Below are the benchmarking results, scaling out to one week of transactions (roughly two million). The native series refers to using Keras and TensorFlow to perform scoring, the MPP series refers to the above procedure in Greenplum.

Figure 2: Benchmark results.

While a modest 2x speedup is achieved, testing was only possible on a single node; actual Greenplum clusters would exhibit an incremental speedup for each additional cluster node, in accordance with Amdahl’s Law.

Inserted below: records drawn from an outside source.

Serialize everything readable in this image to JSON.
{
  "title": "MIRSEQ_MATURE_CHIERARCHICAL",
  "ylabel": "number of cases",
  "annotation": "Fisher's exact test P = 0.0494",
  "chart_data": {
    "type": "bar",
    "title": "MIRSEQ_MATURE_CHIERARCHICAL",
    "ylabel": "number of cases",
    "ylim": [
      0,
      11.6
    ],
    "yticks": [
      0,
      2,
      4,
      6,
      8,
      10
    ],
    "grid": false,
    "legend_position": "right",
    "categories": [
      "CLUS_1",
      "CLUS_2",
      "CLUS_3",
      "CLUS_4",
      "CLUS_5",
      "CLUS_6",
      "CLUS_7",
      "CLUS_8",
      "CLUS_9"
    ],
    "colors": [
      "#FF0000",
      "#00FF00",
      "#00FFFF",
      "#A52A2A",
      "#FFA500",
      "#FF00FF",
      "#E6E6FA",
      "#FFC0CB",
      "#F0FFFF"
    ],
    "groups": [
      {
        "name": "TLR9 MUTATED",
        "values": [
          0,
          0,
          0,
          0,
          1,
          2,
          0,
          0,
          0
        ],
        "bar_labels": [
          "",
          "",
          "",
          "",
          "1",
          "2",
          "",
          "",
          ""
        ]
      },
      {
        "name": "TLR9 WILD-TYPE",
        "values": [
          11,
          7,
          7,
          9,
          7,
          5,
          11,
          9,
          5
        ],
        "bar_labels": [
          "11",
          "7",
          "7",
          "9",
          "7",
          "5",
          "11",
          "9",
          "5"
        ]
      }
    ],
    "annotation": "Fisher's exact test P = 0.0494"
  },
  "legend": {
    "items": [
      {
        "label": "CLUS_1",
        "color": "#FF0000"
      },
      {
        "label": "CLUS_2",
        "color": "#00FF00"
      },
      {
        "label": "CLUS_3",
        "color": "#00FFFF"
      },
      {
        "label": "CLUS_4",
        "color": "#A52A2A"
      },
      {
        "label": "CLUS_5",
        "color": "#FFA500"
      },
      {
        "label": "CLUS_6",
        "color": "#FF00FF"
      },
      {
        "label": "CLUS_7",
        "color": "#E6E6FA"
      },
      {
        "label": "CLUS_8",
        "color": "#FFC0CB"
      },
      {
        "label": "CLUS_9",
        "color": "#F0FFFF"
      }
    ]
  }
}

Note: TensorFlow automatically utilizes multi-core on a single node which causes some CPU contention in the MPP test environment (~4x speedup is expected from four Greenplum segments).

Summary

We showed the workflow to train a neural network with Keras and TensorFlow on a small toy problem. Then we applied the trained model on Greenplum for scoring. We also benchmarked our results in a sandbox environment where we already achieved a modest speedup. We expect a much better performance in an actual cluster environment*.

*Update: We’ve been able to test it on a four nodes DCA v3 with six segments per node on ~8m transactions (one month’s worth of data instead of a week) and we achieved about 8x speedup over a single node machine.